Sonraki yıllarda da Filistin davasına ilgi duymaya devam ettim. Filistinli gruplarla ilişkilerim oldu. Hala da var... Çünkü Filistin halkı mazlum ve direnişi ile bütün mazlumların ilham kaynağıdır. İnsani değerlerini yitirmemiş herkesin kalbi biraz Filistin halkı için atar...

Nasrallah, 1982 yılında siyaset sahnesine çıktı. Lübnan işgal edilmişti. Bir grup genç işgalci güçlere saldırı düzenledi. Yüzlerce işgalci öldü, Amerika ve Fransa Lübnan'ı "terk etti". O saldırıyı örgütleyen gençlerden biri Nasrallah'tı. Şii Emel örgütünden ayrılan grup, daha sonra Hizbullah örgütüne dönüştü ve Nasrallah, bir kaç yıl sonra, 1992'de örgütün lideri oldu.

Hemen her konuşmasını dikkatle izledim Nasrallah'ın, analizleri ve öngörüleri çok değerliydi. Kendisinden çok şey öğrendim. Özellikle Suriye'deki "kirli savaşa" neden müdahil olduklarına yönelik açıklamalarının, nedenlerini anlattığı konuşmaların neredeyse her kelimesi hala aklımda ve sonuna kadar haklıydı. 

Ama 7 Ekim'de Hamas'ın önderliğindeki Filistinli Direniş Örgütleri'nin saldırılarına verdiği veya veremediği destek beni şaşırttı. Alışkın olduğum netlik ve açıklık yoktu konuşmalarında. 

İlk defa "ne yapmak istedikleri"ni tam olarak anlayamadım. Şimdi anlıyorum ki, İran ile aralarında bir anlaşmazlık varmış...    

Elbette çok zor ve karmaşık bir süreçten geçiyoruz. 

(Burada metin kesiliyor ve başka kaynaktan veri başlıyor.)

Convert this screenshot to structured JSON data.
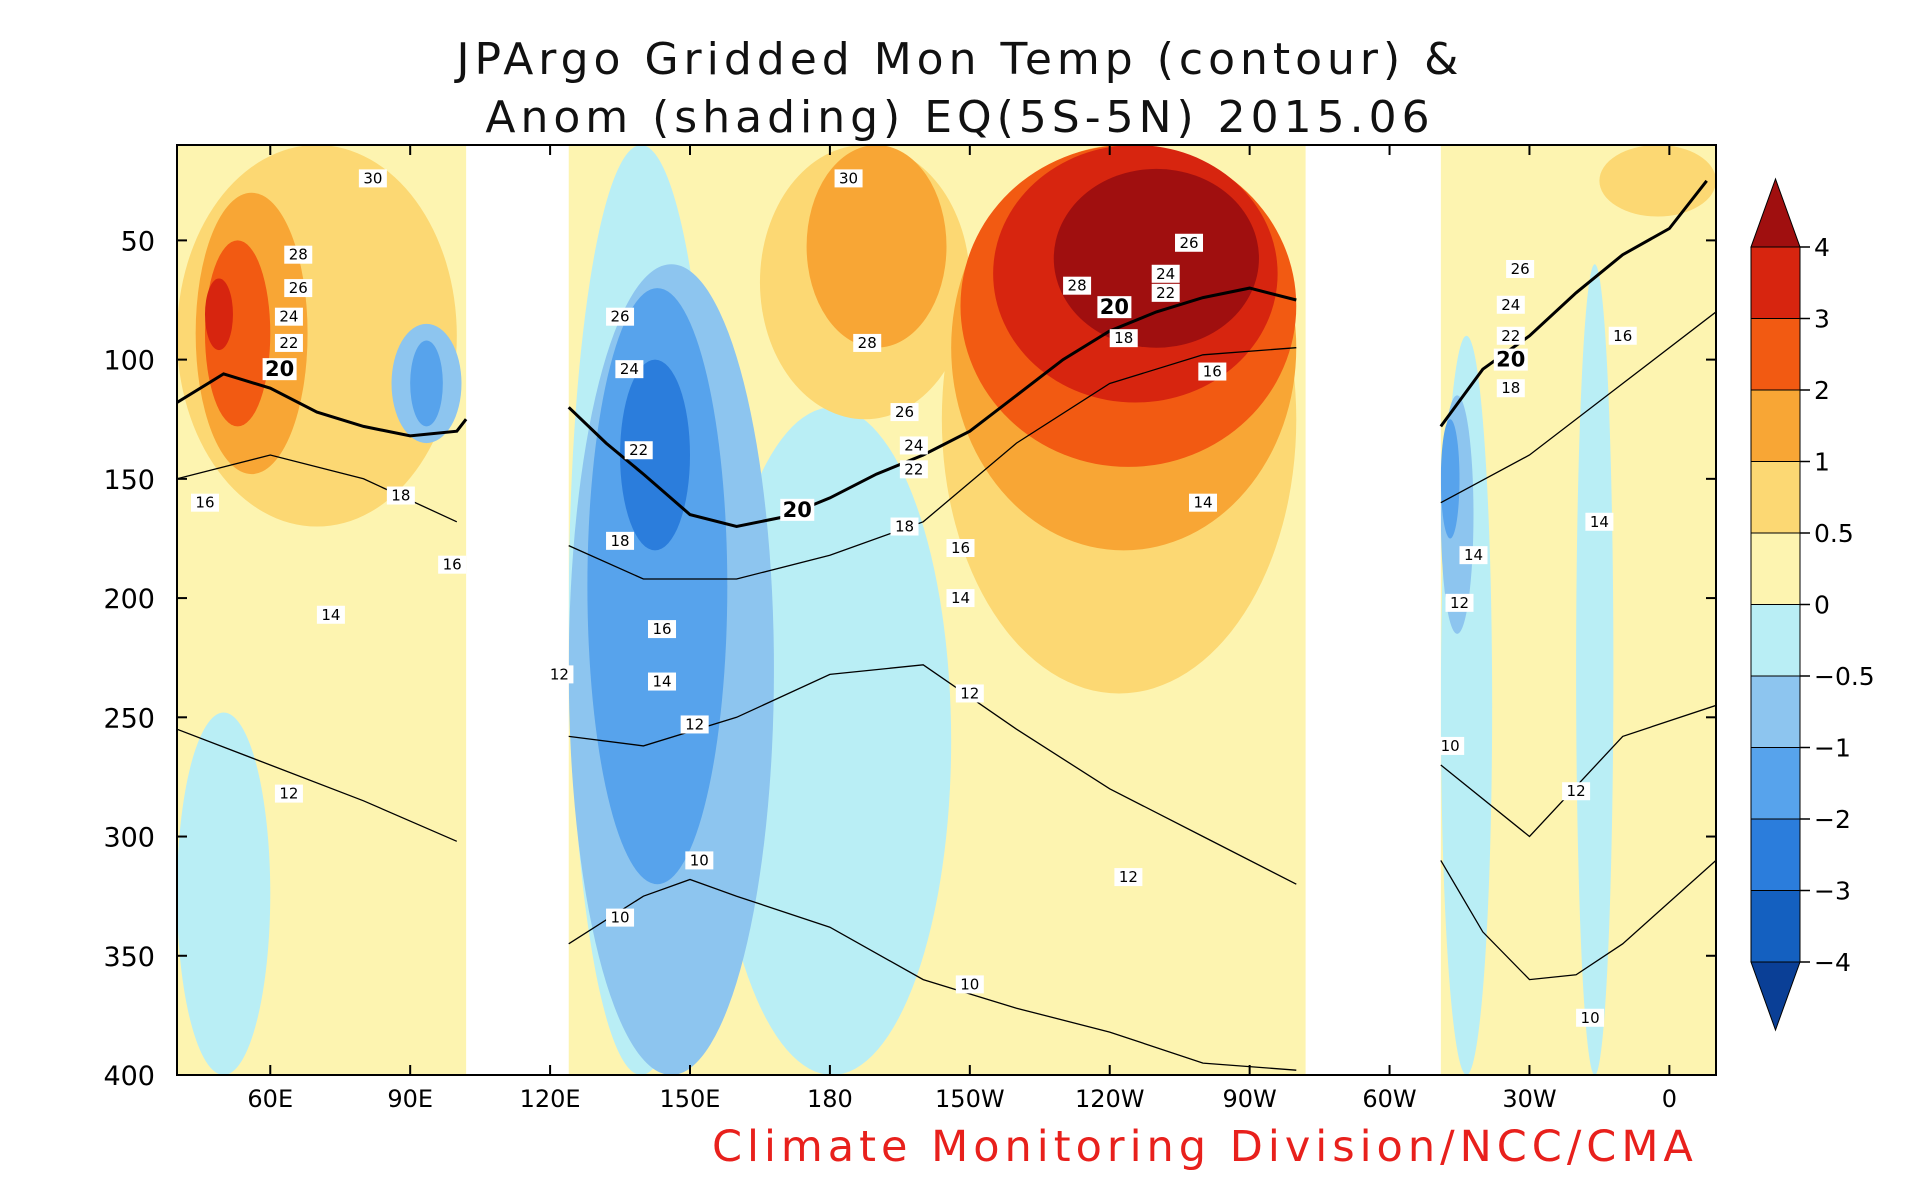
{
  "chart_data": {
    "type": "heatmap",
    "title_lines": [
      "JPArgo Gridded Mon Temp (contour) &",
      "Anom (shading) EQ(5S-5N) 2015.06"
    ],
    "credit": "Climate Monitoring Division/NCC/CMA",
    "x_axis": {
      "range": [
        40,
        370
      ],
      "ticks": [
        {
          "value": 60,
          "label": "60E"
        },
        {
          "value": 90,
          "label": "90E"
        },
        {
          "value": 120,
          "label": "120E"
        },
        {
          "value": 150,
          "label": "150E"
        },
        {
          "value": 180,
          "label": "180"
        },
        {
          "value": 210,
          "label": "150W"
        },
        {
          "value": 240,
          "label": "120W"
        },
        {
          "value": 270,
          "label": "90W"
        },
        {
          "value": 300,
          "label": "60W"
        },
        {
          "value": 330,
          "label": "30W"
        },
        {
          "value": 360,
          "label": "0"
        }
      ]
    },
    "y_axis": {
      "range": [
        10,
        400
      ],
      "inverted": true,
      "ticks": [
        50,
        100,
        150,
        200,
        250,
        300,
        350,
        400
      ]
    },
    "missing_longitude_bands": [
      [
        102,
        124
      ],
      [
        282,
        311
      ]
    ],
    "colorbar": {
      "levels": [
        "4",
        "3",
        "2",
        "1",
        "0.5",
        "0",
        "−0.5",
        "−1",
        "−2",
        "−3",
        "−4"
      ],
      "colors": [
        "#a00f0f",
        "#d7250f",
        "#f25a12",
        "#f8a635",
        "#fcd873",
        "#fdf4b0",
        "#b9eef5",
        "#8dc5ef",
        "#57a3ec",
        "#2b7ddc",
        "#1460c0",
        "#0a3f96"
      ],
      "extend": "both"
    },
    "anomaly_regions": [
      {
        "value": 0.5,
        "x": [
          40,
          100
        ],
        "y": [
          10,
          170
        ]
      },
      {
        "value": 1,
        "x": [
          44,
          68
        ],
        "y": [
          30,
          148
        ]
      },
      {
        "value": 2,
        "x": [
          46,
          60
        ],
        "y": [
          50,
          128
        ]
      },
      {
        "value": 3,
        "x": [
          46,
          52
        ],
        "y": [
          66,
          96
        ]
      },
      {
        "value": -0.5,
        "x": [
          40,
          60
        ],
        "y": [
          248,
          400
        ]
      },
      {
        "value": -1,
        "x": [
          86,
          101
        ],
        "y": [
          85,
          135
        ]
      },
      {
        "value": -2,
        "x": [
          90,
          97
        ],
        "y": [
          92,
          128
        ]
      },
      {
        "value": -0.5,
        "x": [
          124,
          155
        ],
        "y": [
          10,
          400
        ]
      },
      {
        "value": -0.5,
        "x": [
          155,
          206
        ],
        "y": [
          120,
          400
        ]
      },
      {
        "value": -1,
        "x": [
          124,
          168
        ],
        "y": [
          60,
          400
        ]
      },
      {
        "value": -2,
        "x": [
          128,
          158
        ],
        "y": [
          70,
          320
        ]
      },
      {
        "value": -3,
        "x": [
          135,
          150
        ],
        "y": [
          100,
          180
        ]
      },
      {
        "value": 0.5,
        "x": [
          165,
          210
        ],
        "y": [
          10,
          125
        ]
      },
      {
        "value": 1,
        "x": [
          175,
          205
        ],
        "y": [
          10,
          95
        ]
      },
      {
        "value": 0.5,
        "x": [
          204,
          280
        ],
        "y": [
          10,
          240
        ]
      },
      {
        "value": 1,
        "x": [
          206,
          280
        ],
        "y": [
          10,
          180
        ]
      },
      {
        "value": 2,
        "x": [
          208,
          280
        ],
        "y": [
          10,
          145
        ]
      },
      {
        "value": 3,
        "x": [
          215,
          276
        ],
        "y": [
          10,
          118
        ]
      },
      {
        "value": 4,
        "x": [
          228,
          272
        ],
        "y": [
          20,
          95
        ]
      },
      {
        "value": -0.5,
        "x": [
          311,
          322
        ],
        "y": [
          90,
          400
        ]
      },
      {
        "value": -1,
        "x": [
          311,
          318
        ],
        "y": [
          115,
          215
        ]
      },
      {
        "value": -2,
        "x": [
          311,
          315
        ],
        "y": [
          125,
          175
        ]
      },
      {
        "value": 0.5,
        "x": [
          345,
          370
        ],
        "y": [
          10,
          40
        ]
      },
      {
        "value": -0.5,
        "x": [
          340,
          348
        ],
        "y": [
          60,
          400
        ]
      }
    ],
    "contours": [
      {
        "level": 20,
        "bold": true,
        "points": [
          [
            40,
            118
          ],
          [
            50,
            106
          ],
          [
            60,
            112
          ],
          [
            70,
            122
          ],
          [
            80,
            128
          ],
          [
            90,
            132
          ],
          [
            100,
            130
          ],
          [
            102,
            125
          ],
          [
            124,
            120
          ],
          [
            132,
            135
          ],
          [
            140,
            148
          ],
          [
            150,
            165
          ],
          [
            160,
            170
          ],
          [
            170,
            166
          ],
          [
            180,
            158
          ],
          [
            190,
            148
          ],
          [
            200,
            140
          ],
          [
            210,
            130
          ],
          [
            220,
            115
          ],
          [
            230,
            100
          ],
          [
            240,
            88
          ],
          [
            250,
            80
          ],
          [
            260,
            74
          ],
          [
            270,
            70
          ],
          [
            280,
            75
          ],
          [
            311,
            128
          ],
          [
            320,
            104
          ],
          [
            330,
            90
          ],
          [
            340,
            72
          ],
          [
            350,
            56
          ],
          [
            360,
            45
          ],
          [
            368,
            25
          ]
        ]
      },
      {
        "level": 16,
        "bold": false,
        "points": [
          [
            40,
            150
          ],
          [
            60,
            140
          ],
          [
            80,
            150
          ],
          [
            100,
            168
          ],
          [
            124,
            178
          ],
          [
            140,
            192
          ],
          [
            160,
            192
          ],
          [
            180,
            182
          ],
          [
            200,
            168
          ],
          [
            220,
            135
          ],
          [
            240,
            110
          ],
          [
            260,
            98
          ],
          [
            280,
            95
          ],
          [
            311,
            160
          ],
          [
            330,
            140
          ],
          [
            350,
            110
          ],
          [
            370,
            80
          ]
        ]
      },
      {
        "level": 12,
        "bold": false,
        "points": [
          [
            40,
            255
          ],
          [
            60,
            270
          ],
          [
            80,
            285
          ],
          [
            100,
            302
          ],
          [
            124,
            258
          ],
          [
            140,
            262
          ],
          [
            160,
            250
          ],
          [
            180,
            232
          ],
          [
            200,
            228
          ],
          [
            220,
            255
          ],
          [
            240,
            280
          ],
          [
            260,
            300
          ],
          [
            280,
            320
          ],
          [
            311,
            270
          ],
          [
            330,
            300
          ],
          [
            350,
            258
          ],
          [
            370,
            245
          ]
        ]
      },
      {
        "level": 10,
        "bold": false,
        "points": [
          [
            124,
            345
          ],
          [
            140,
            325
          ],
          [
            150,
            318
          ],
          [
            160,
            325
          ],
          [
            180,
            338
          ],
          [
            200,
            360
          ],
          [
            220,
            372
          ],
          [
            240,
            382
          ],
          [
            260,
            395
          ],
          [
            280,
            398
          ],
          [
            311,
            310
          ],
          [
            320,
            340
          ],
          [
            330,
            360
          ],
          [
            340,
            358
          ],
          [
            350,
            345
          ],
          [
            370,
            310
          ]
        ]
      }
    ],
    "contour_labels": [
      {
        "text": "30",
        "x": 82,
        "y": 24
      },
      {
        "text": "28",
        "x": 66,
        "y": 56
      },
      {
        "text": "26",
        "x": 66,
        "y": 70
      },
      {
        "text": "24",
        "x": 64,
        "y": 82
      },
      {
        "text": "22",
        "x": 64,
        "y": 93
      },
      {
        "text": "20",
        "x": 62,
        "y": 104,
        "bold": true
      },
      {
        "text": "16",
        "x": 46,
        "y": 160
      },
      {
        "text": "18",
        "x": 88,
        "y": 157
      },
      {
        "text": "16",
        "x": 99,
        "y": 186
      },
      {
        "text": "14",
        "x": 73,
        "y": 207
      },
      {
        "text": "12",
        "x": 64,
        "y": 282
      },
      {
        "text": "30",
        "x": 184,
        "y": 24
      },
      {
        "text": "26",
        "x": 135,
        "y": 82
      },
      {
        "text": "24",
        "x": 137,
        "y": 104
      },
      {
        "text": "28",
        "x": 188,
        "y": 93
      },
      {
        "text": "22",
        "x": 139,
        "y": 138
      },
      {
        "text": "18",
        "x": 135,
        "y": 176
      },
      {
        "text": "16",
        "x": 144,
        "y": 213
      },
      {
        "text": "12",
        "x": 122,
        "y": 232
      },
      {
        "text": "14",
        "x": 144,
        "y": 235
      },
      {
        "text": "12",
        "x": 151,
        "y": 253
      },
      {
        "text": "10",
        "x": 135,
        "y": 334
      },
      {
        "text": "10",
        "x": 152,
        "y": 310
      },
      {
        "text": "20",
        "x": 173,
        "y": 163,
        "bold": true
      },
      {
        "text": "26",
        "x": 196,
        "y": 122
      },
      {
        "text": "24",
        "x": 198,
        "y": 136
      },
      {
        "text": "22",
        "x": 198,
        "y": 146
      },
      {
        "text": "18",
        "x": 196,
        "y": 170
      },
      {
        "text": "16",
        "x": 208,
        "y": 179
      },
      {
        "text": "14",
        "x": 208,
        "y": 200
      },
      {
        "text": "12",
        "x": 210,
        "y": 240
      },
      {
        "text": "10",
        "x": 210,
        "y": 362
      },
      {
        "text": "28",
        "x": 233,
        "y": 69
      },
      {
        "text": "20",
        "x": 241,
        "y": 78,
        "bold": true
      },
      {
        "text": "18",
        "x": 243,
        "y": 91
      },
      {
        "text": "26",
        "x": 257,
        "y": 51
      },
      {
        "text": "24",
        "x": 252,
        "y": 64
      },
      {
        "text": "22",
        "x": 252,
        "y": 72
      },
      {
        "text": "16",
        "x": 262,
        "y": 105
      },
      {
        "text": "14",
        "x": 260,
        "y": 160
      },
      {
        "text": "12",
        "x": 244,
        "y": 317
      },
      {
        "text": "26",
        "x": 328,
        "y": 62
      },
      {
        "text": "24",
        "x": 326,
        "y": 77
      },
      {
        "text": "22",
        "x": 326,
        "y": 90
      },
      {
        "text": "20",
        "x": 326,
        "y": 100,
        "bold": true
      },
      {
        "text": "18",
        "x": 326,
        "y": 112
      },
      {
        "text": "16",
        "x": 350,
        "y": 90
      },
      {
        "text": "14",
        "x": 318,
        "y": 182
      },
      {
        "text": "14",
        "x": 345,
        "y": 168
      },
      {
        "text": "12",
        "x": 315,
        "y": 202
      },
      {
        "text": "10",
        "x": 313,
        "y": 262
      },
      {
        "text": "12",
        "x": 340,
        "y": 281
      },
      {
        "text": "10",
        "x": 343,
        "y": 376
      }
    ]
  }
}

Rusya Federasyonu, Ukrayna’da 2,5 yıldır savaşmasına rağmen hala istediği sonuçlara ulaşamadı. Batı, yavaş yavaş; Rusya’nın tepkilerini ölçerek-tartarak attığı adımlarla savaşa daha çok müdahil oluyor. Ukrayna'da ve başka yerlerde yeni cepheler açıyor.

2014 yılındaki "Maydan Devrimi ( Ukrayna )"nden, hatta Putin'İn 2007 yılında Münih Güvenlik Konferansı'nda yaptığı konuşmadan sonra yazdığım yazılarda hep "yaklaşmakta olan yeni bir dünya savaşı"ndan, yeni "çatışma alanları"ndan bahsetmiştim.  

"Yeni bir dünya savaşının eşiğindeyiz" diye düşünüyordum, çünkü Batı'nın hegemonyasını genişletme çabalarına, Çin ve Rusya Federasyonu başta olmak üzere bazı ülkeler itiraz etmeye başlamışlardı. Ve BM artık işlevsiz bir organa dönüşmüştü.

Yeni bir dünya savaşından kaçınmak, ancak "Batı"nın, "tek kutuplu" dünyadan "çok kutuplu" dünyaya geçmeyi ve yeni bölgesel güç odaklarının varlığını; güç, pazar ve hammadde kaynaklarının yeniden ( daha adil ) paylaşılmasını kabul etmesi ile mümkündü. 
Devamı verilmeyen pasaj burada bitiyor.